|
By Kim Cretors
kcretors@uga.edu
The George Foster Peabody Awards and the Center for Humanities and Arts have announced a joint lecture series that will bring Peabody Award winners to campus. The Center for Humanities and Arts Peabody Lecture will feature past Peabody winners who will visit classes and deliver public lectures. Lectures will be given during fall and spring semesters.
The CHA-Peabody Lecture will not only bring to the university some of the most talented contributors to the radio and television arts but will also reinforce in the public consciousness the association of the Peabody Awards with the University of Georgia, says Betty Jean Craige, University Professor of Comparative Literature and director of the Center for Humanities and Arts.
We are delighted to join the Center for Humanities and Arts in sponsoring a lecture series that will bring Peabody winners to campus, says interim Peabody Director Louise Benjamin. The winners represent the best in the broadcast and cable industries, and our students will benefit tremendously from interacting with these talented individuals.
Since its inception, there have been more than 1,200 Peabody Award winners, ranging from independent radio producers and small-market television stations to network entities and cable programmers. Recent winners include Christiane Amanpour, Bill Moyers, Charlayne Hunter-Gault, Bill Cosby, Oprah Winfrey and Ted Turner.
The inaugural CHA-Peabody Lecture will be given by David Isay, founder of Sound Portraits, an independent, not-for-profit radio production company dedicated to bringing neglected American voices to a national audience. The lecture is scheduled for Jan. 31 in Ramsey Hall in the Performing Arts Center.
Isay is a two-time Peabody Award-winning producer whose work is featured regularly on National Public Radio. He is the recent recipient of a MacArthur Foundation genius grant and has received a Guggenheim Fellowship and two Robert Kennedy Awards. Several books have been published based on his radio projects, including Flophouse: Life on the Bowery and Holding On. His most recent radio documentary, Witness to an Execution: A Day in the Life of a Death Row Employee, aired on NPRs All Things Considered on Oct. 12 this year.

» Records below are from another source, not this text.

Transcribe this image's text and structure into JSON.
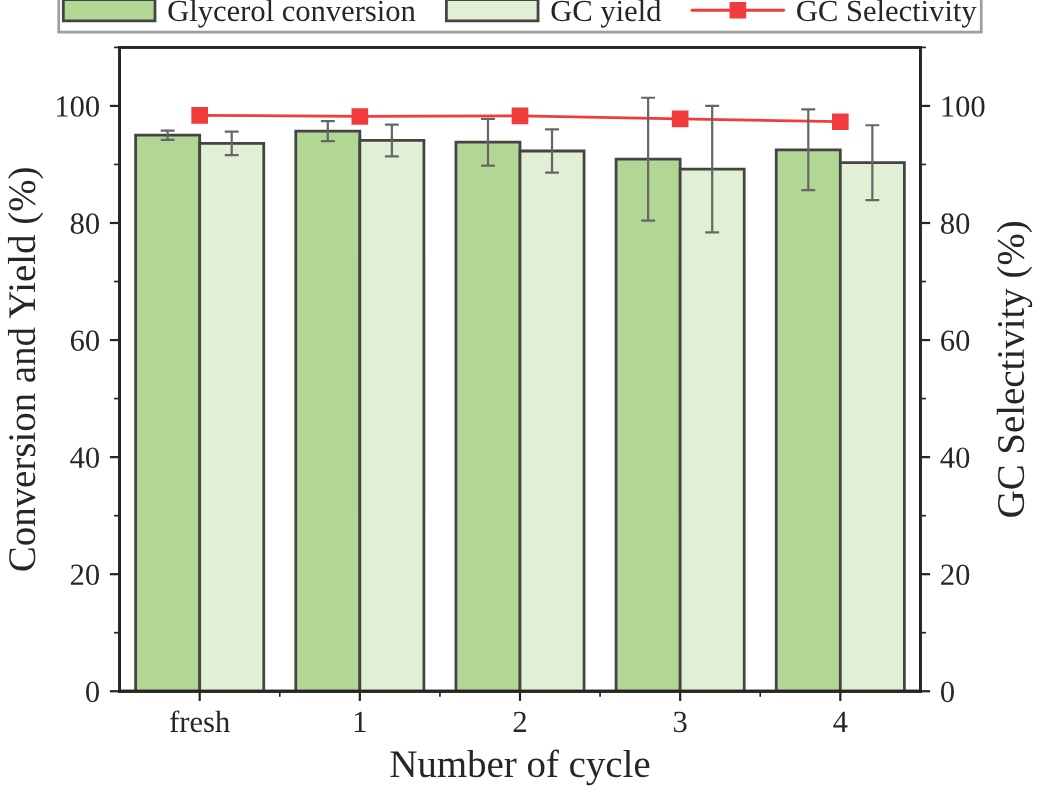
{
  "chart_data": {
    "type": "bar",
    "xlabel": "Number of cycle",
    "ylabel": "Conversion and Yield (%)",
    "y2label": "GC Selectivity (%)",
    "categories": [
      "fresh",
      "1",
      "2",
      "3",
      "4"
    ],
    "series": [
      {
        "name": "Glycerol conversion",
        "color": "#b2d694",
        "values": [
          95.0,
          95.7,
          93.8,
          90.9,
          92.5
        ],
        "errors": [
          0.8,
          1.7,
          4.0,
          10.5,
          6.9
        ]
      },
      {
        "name": "GC yield",
        "color": "#e1efd4",
        "values": [
          93.6,
          94.1,
          92.3,
          89.2,
          90.3
        ],
        "errors": [
          2.0,
          2.7,
          3.7,
          10.8,
          6.4
        ]
      },
      {
        "name": "GC Selectivity",
        "type": "line",
        "axis": "y2",
        "color": "#f03c3c",
        "marker": "square",
        "values": [
          98.4,
          98.2,
          98.3,
          97.8,
          97.3
        ]
      }
    ],
    "ylim": [
      0,
      110
    ],
    "yticks": [
      0,
      20,
      40,
      60,
      80,
      100
    ],
    "y2lim": [
      0,
      110
    ],
    "y2ticks": [
      0,
      20,
      40,
      60,
      80,
      100
    ],
    "grid": false,
    "legend": "top"
  }
}
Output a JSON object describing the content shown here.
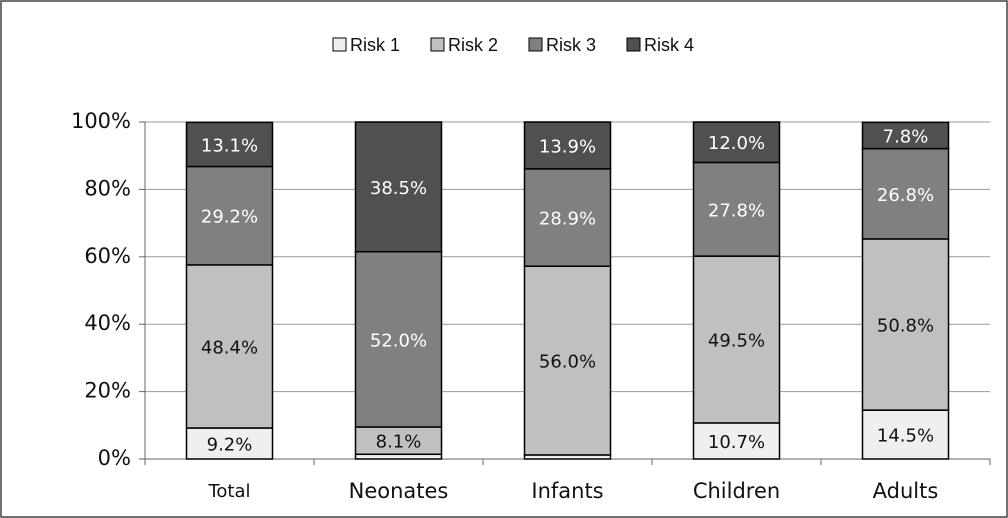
{
  "chart_data": {
    "type": "stacked_bar",
    "categories": [
      "Total",
      "Neonates",
      "Infants",
      "Children",
      "Adults"
    ],
    "series": [
      {
        "name": "Risk 1",
        "color": "#efefef",
        "values": [
          9.2,
          1.4,
          1.2,
          10.7,
          14.5
        ],
        "value_labels": [
          "9.2%",
          null,
          null,
          "10.7%",
          "14.5%"
        ]
      },
      {
        "name": "Risk 2",
        "color": "#c0c0c0",
        "values": [
          48.4,
          8.1,
          56.0,
          49.5,
          50.8
        ],
        "value_labels": [
          "48.4%",
          "8.1%",
          "56.0%",
          "49.5%",
          "50.8%"
        ]
      },
      {
        "name": "Risk 3",
        "color": "#808080",
        "values": [
          29.2,
          52.0,
          28.9,
          27.8,
          26.8
        ],
        "value_labels": [
          "29.2%",
          "52.0%",
          "28.9%",
          "27.8%",
          "26.8%"
        ]
      },
      {
        "name": "Risk 4",
        "color": "#505050",
        "values": [
          13.1,
          38.5,
          13.9,
          12.0,
          7.8
        ],
        "value_labels": [
          "13.1%",
          "38.5%",
          "13.9%",
          "12.0%",
          "7.8%"
        ]
      }
    ],
    "ylim": [
      0,
      100
    ],
    "yticks": [
      {
        "value": 0,
        "label": "0%"
      },
      {
        "value": 20,
        "label": "20%"
      },
      {
        "value": 40,
        "label": "40%"
      },
      {
        "value": 60,
        "label": "60%"
      },
      {
        "value": 80,
        "label": "80%"
      },
      {
        "value": 100,
        "label": "100%"
      }
    ],
    "grid": true,
    "legend": "top"
  }
}
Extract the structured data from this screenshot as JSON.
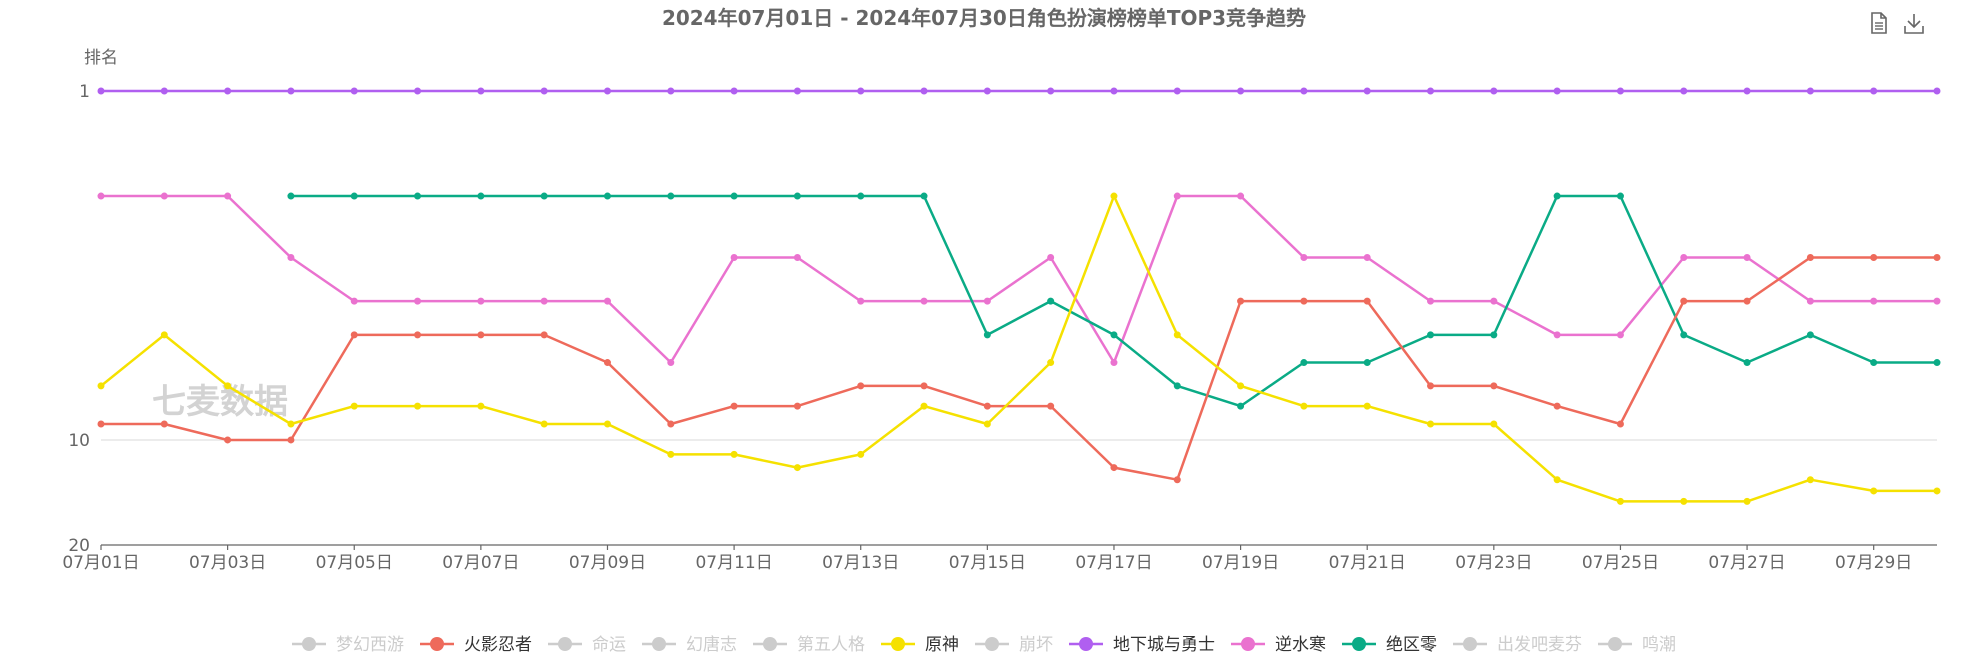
{
  "toolbox": {
    "save_text_icon": "document-icon",
    "download_icon": "download-icon"
  },
  "watermark": "七麦数据",
  "chart_data": {
    "type": "line",
    "title": "2024年07月01日 - 2024年07月30日角色扮演榜榜单TOP3竞争趋势",
    "ylabel": "排名",
    "xlabel": "",
    "y_axis": {
      "scale": "log",
      "inverse": true,
      "min": 1,
      "max": 20,
      "tick_labels": [
        "1",
        "10",
        "20"
      ]
    },
    "grid": true,
    "legend_position": "bottom",
    "x": [
      "07月01日",
      "07月02日",
      "07月03日",
      "07月04日",
      "07月05日",
      "07月06日",
      "07月07日",
      "07月08日",
      "07月09日",
      "07月10日",
      "07月11日",
      "07月12日",
      "07月13日",
      "07月14日",
      "07月15日",
      "07月16日",
      "07月17日",
      "07月18日",
      "07月19日",
      "07月20日",
      "07月21日",
      "07月22日",
      "07月23日",
      "07月24日",
      "07月25日",
      "07月26日",
      "07月27日",
      "07月28日",
      "07月29日",
      "07月30日"
    ],
    "x_tick_labels": [
      "07月01日",
      "07月03日",
      "07月05日",
      "07月07日",
      "07月09日",
      "07月11日",
      "07月13日",
      "07月15日",
      "07月17日",
      "07月19日",
      "07月21日",
      "07月23日",
      "07月25日",
      "07月27日",
      "07月29日"
    ],
    "legend": [
      {
        "name": "梦幻西游",
        "active": false,
        "color": "#cccccc"
      },
      {
        "name": "火影忍者",
        "active": true,
        "color": "#ee6a5b"
      },
      {
        "name": "命运",
        "active": false,
        "color": "#cccccc"
      },
      {
        "name": "幻唐志",
        "active": false,
        "color": "#cccccc"
      },
      {
        "name": "第五人格",
        "active": false,
        "color": "#cccccc"
      },
      {
        "name": "原神",
        "active": true,
        "color": "#f5e100"
      },
      {
        "name": "崩坏",
        "active": false,
        "color": "#cccccc"
      },
      {
        "name": "地下城与勇士",
        "active": true,
        "color": "#b05ff0"
      },
      {
        "name": "逆水寒",
        "active": true,
        "color": "#ea72cf"
      },
      {
        "name": "绝区零",
        "active": true,
        "color": "#0aab86"
      },
      {
        "name": "出发吧麦芬",
        "active": false,
        "color": "#cccccc"
      },
      {
        "name": "鸣潮",
        "active": false,
        "color": "#cccccc"
      }
    ],
    "series": [
      {
        "name": "地下城与勇士",
        "color": "#b05ff0",
        "values": [
          1,
          1,
          1,
          1,
          1,
          1,
          1,
          1,
          1,
          1,
          1,
          1,
          1,
          1,
          1,
          1,
          1,
          1,
          1,
          1,
          1,
          1,
          1,
          1,
          1,
          1,
          1,
          1,
          1,
          1
        ]
      },
      {
        "name": "逆水寒",
        "color": "#ea72cf",
        "values": [
          2,
          2,
          2,
          3,
          4,
          4,
          4,
          4,
          4,
          6,
          3,
          3,
          4,
          4,
          4,
          3,
          6,
          2,
          2,
          3,
          3,
          4,
          4,
          5,
          5,
          3,
          3,
          4,
          4,
          4
        ]
      },
      {
        "name": "绝区零",
        "color": "#0aab86",
        "values": [
          null,
          null,
          null,
          2,
          2,
          2,
          2,
          2,
          2,
          2,
          2,
          2,
          2,
          2,
          5,
          4,
          5,
          7,
          8,
          6,
          6,
          5,
          5,
          2,
          2,
          5,
          6,
          5,
          6,
          6
        ]
      },
      {
        "name": "火影忍者",
        "color": "#ee6a5b",
        "values": [
          9,
          9,
          10,
          10,
          5,
          5,
          5,
          5,
          6,
          9,
          8,
          8,
          7,
          7,
          8,
          8,
          12,
          13,
          4,
          4,
          4,
          7,
          7,
          8,
          9,
          4,
          4,
          3,
          3,
          3
        ]
      },
      {
        "name": "原神",
        "color": "#f5e100",
        "values": [
          7,
          5,
          7,
          9,
          8,
          8,
          8,
          9,
          9,
          11,
          11,
          12,
          11,
          8,
          9,
          6,
          2,
          5,
          7,
          8,
          8,
          9,
          9,
          13,
          15,
          15,
          15,
          13,
          14,
          14
        ]
      }
    ]
  }
}
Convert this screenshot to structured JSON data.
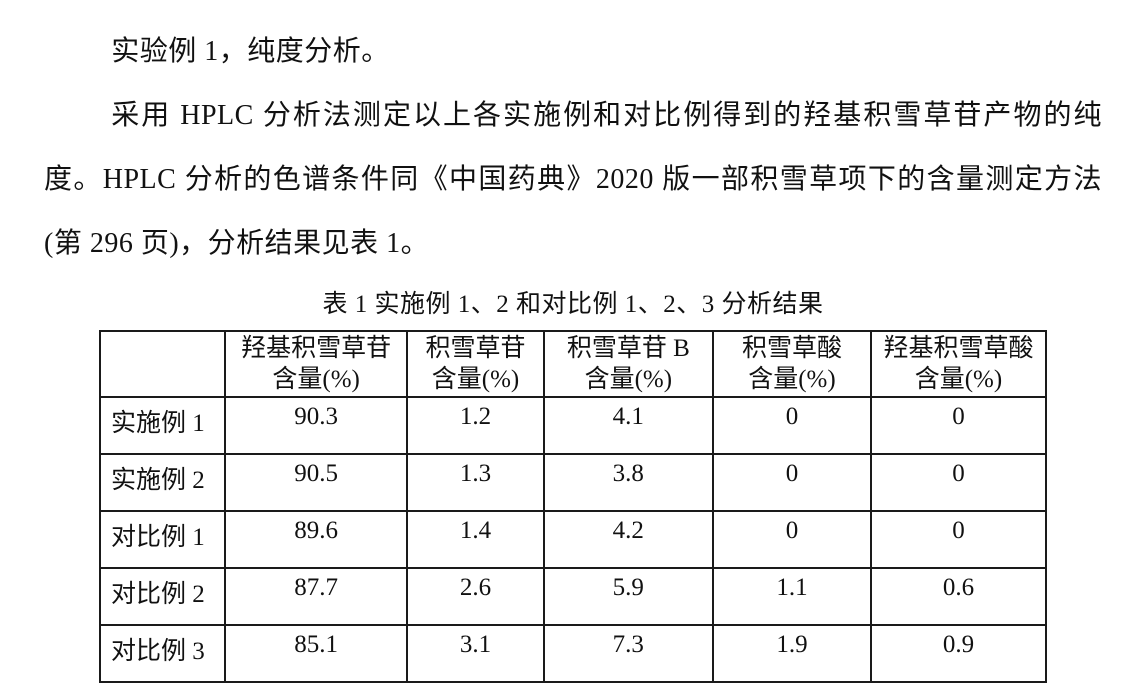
{
  "document": {
    "paragraphs": {
      "experiment_title": "实验例 1，纯度分析。",
      "method_description": "采用 HPLC 分析法测定以上各实施例和对比例得到的羟基积雪草苷产物的纯度。HPLC 分析的色谱条件同《中国药典》2020 版一部积雪草项下的含量测定方法(第 296 页)，分析结果见表 1。"
    },
    "table": {
      "caption": "表 1 实施例 1、2 和对比例 1、2、3 分析结果",
      "headers": [
        "",
        "羟基积雪草苷\n含量(%)",
        "积雪草苷\n含量(%)",
        "积雪草苷 B\n含量(%)",
        "积雪草酸\n含量(%)",
        "羟基积雪草酸\n含量(%)"
      ],
      "rows": [
        {
          "label": "实施例 1",
          "values": [
            "90.3",
            "1.2",
            "4.1",
            "0",
            "0"
          ]
        },
        {
          "label": "实施例 2",
          "values": [
            "90.5",
            "1.3",
            "3.8",
            "0",
            "0"
          ]
        },
        {
          "label": "对比例 1",
          "values": [
            "89.6",
            "1.4",
            "4.2",
            "0",
            "0"
          ]
        },
        {
          "label": "对比例 2",
          "values": [
            "87.7",
            "2.6",
            "5.9",
            "1.1",
            "0.6"
          ]
        },
        {
          "label": "对比例 3",
          "values": [
            "85.1",
            "3.1",
            "7.3",
            "1.9",
            "0.9"
          ]
        }
      ]
    },
    "colors": {
      "background": "#ffffff",
      "text": "#111111",
      "table_border": "#1a1a1a"
    }
  }
}
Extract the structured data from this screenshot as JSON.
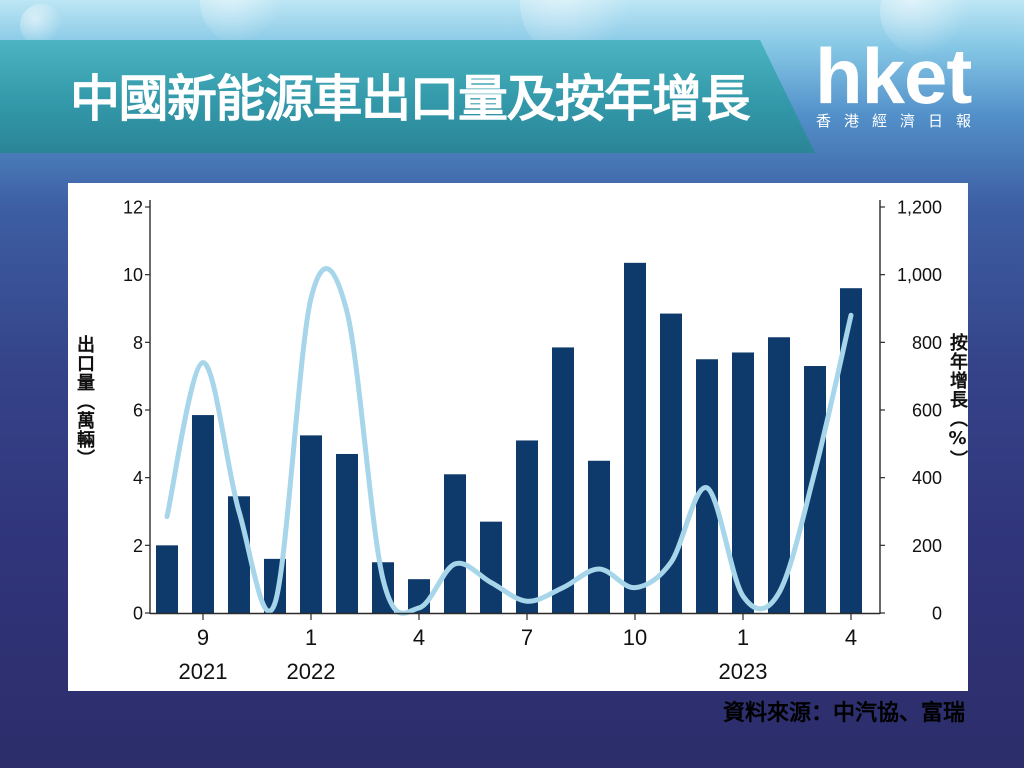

Celebrating its 60th anniversary this year, the Peabody Awards recognize distinguished achievement in radio, television and cable programming. The awards have been administered by the Grady College of Journalism and Mass Communication at the University of Georgia since the programs inception in 1940.
The Center for Humanities and Arts promotes scholarly inquiry and creative activity in the humanities and the arts by supporting faculty research grants, lectures, symposia, publications, visiting scholars, visiting artists and public programs, exhibitions, performances and collaborative instruction.